Gureckis Todd M, Love Bradley C
Department of Psychology University of Texas at Austin.
Infancy. 2004 Mar;5(2):173-198. doi: 10.1207/s15327078in0502_4. Epub 2004 Mar 1.
Computational models of infant categorization often fail to elaborate the transitional mechanisms that allow infants to achieve adult performance. In this article, we apply a successful connectionist model of adult category learning to developmental data. The Supervised and Unsupervised Stratified Adaptive Incremental Network (SUSTAIN) model is able to account for the emergence of infants' sensitivity to correlated attributes (e.g., has wings and can fly). SUSTAIN offers 2 complimentary explanations of the developmental trend. One explanation centers on memory storage limitations, whereas the other focuses on limitations in perceptual systems. Both explanations parallel published findings concerning the cognitive and sensory limitations of infants. SUSTAIN's simulations suggest that conceptual development follows a continuous and smooth trajectory despite qualitative changes in behavior and that the mechanisms that underlie infant and adult categorization might not differ significantly.

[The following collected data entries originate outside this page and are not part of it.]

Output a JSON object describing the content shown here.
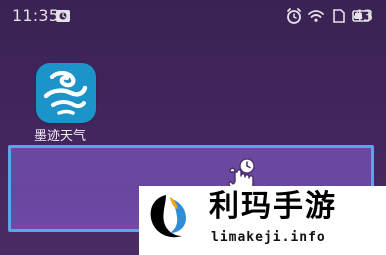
{
  "status_bar": {
    "time": "11:35",
    "battery_level": "43",
    "icons": [
      "notification-icon",
      "alarm-icon",
      "wifi-icon",
      "sim-icon",
      "battery-icon"
    ]
  },
  "apps": [
    {
      "name": "墨迹天气",
      "icon": "moji-weather-icon",
      "colors": {
        "background": "#1c93c9",
        "swirl": "#ffffff"
      }
    }
  ],
  "dock": {
    "highlight_color": "#58a7ea",
    "background_color": "#6b49a0",
    "gesture_icon": "touch-clock-gesture-icon"
  },
  "watermark": {
    "title": "利玛手游",
    "domain": "limakeji.info"
  },
  "colors": {
    "wallpaper": "#40245b",
    "status_text": "#e5e1ea",
    "watermark_bg": "#ffffff"
  }
}
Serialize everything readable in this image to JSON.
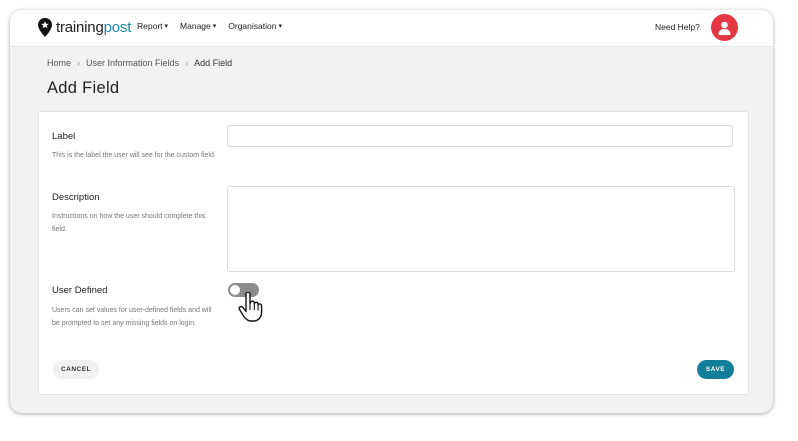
{
  "brand": {
    "name_part1": "training",
    "name_part2": "post"
  },
  "nav": {
    "items": [
      {
        "label": "Report"
      },
      {
        "label": "Manage"
      },
      {
        "label": "Organisation"
      }
    ],
    "help_label": "Need Help?"
  },
  "breadcrumb": [
    "Home",
    "User Information Fields",
    "Add Field"
  ],
  "page_title": "Add Field",
  "form": {
    "label": {
      "title": "Label",
      "help": "This is the label the user will see for the custom field.",
      "value": ""
    },
    "description": {
      "title": "Description",
      "help": "Instructions on how the user should complete this field.",
      "value": ""
    },
    "user_defined": {
      "title": "User Defined",
      "help": "Users can set values for user-defined fields and will be prompted to set any missing fields on login.",
      "enabled": false
    }
  },
  "actions": {
    "cancel_label": "CANCEL",
    "save_label": "SAVE"
  },
  "colors": {
    "brand_teal": "#1a8aa8",
    "save_button": "#137e99",
    "avatar": "#e53744",
    "toggle_off": "#8c8c8c"
  },
  "icons": {
    "logo": "map-pin-star-icon",
    "caret": "chevron-down-icon",
    "breadcrumb_sep": "chevron-right-icon",
    "avatar": "user-icon",
    "cursor": "hand-pointer-icon"
  }
}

婴儿分类的计算模型常常未能详细阐述使婴儿达到成人表现水平的过渡机制。在本文中,我们将一个成功的成人类别学习联结主义模型应用于发展数据。监督与非监督分层自适应增量网络(SUSTAIN)模型能够解释婴儿对相关属性(如有翅膀且会飞)敏感性的出现。SUSTAIN为这种发展趋势提供了两种互补的解释。一种解释集中在记忆存储限制上,而另一种则侧重于感知系统的限制。这两种解释都与已发表的关于婴儿认知和感官限制的研究结果相呼应。SUSTAIN的模拟表明,尽管行为上有质的变化,但概念发展遵循连续且平滑的轨迹,并且婴儿和成人分类背后的机制可能没有显著差异。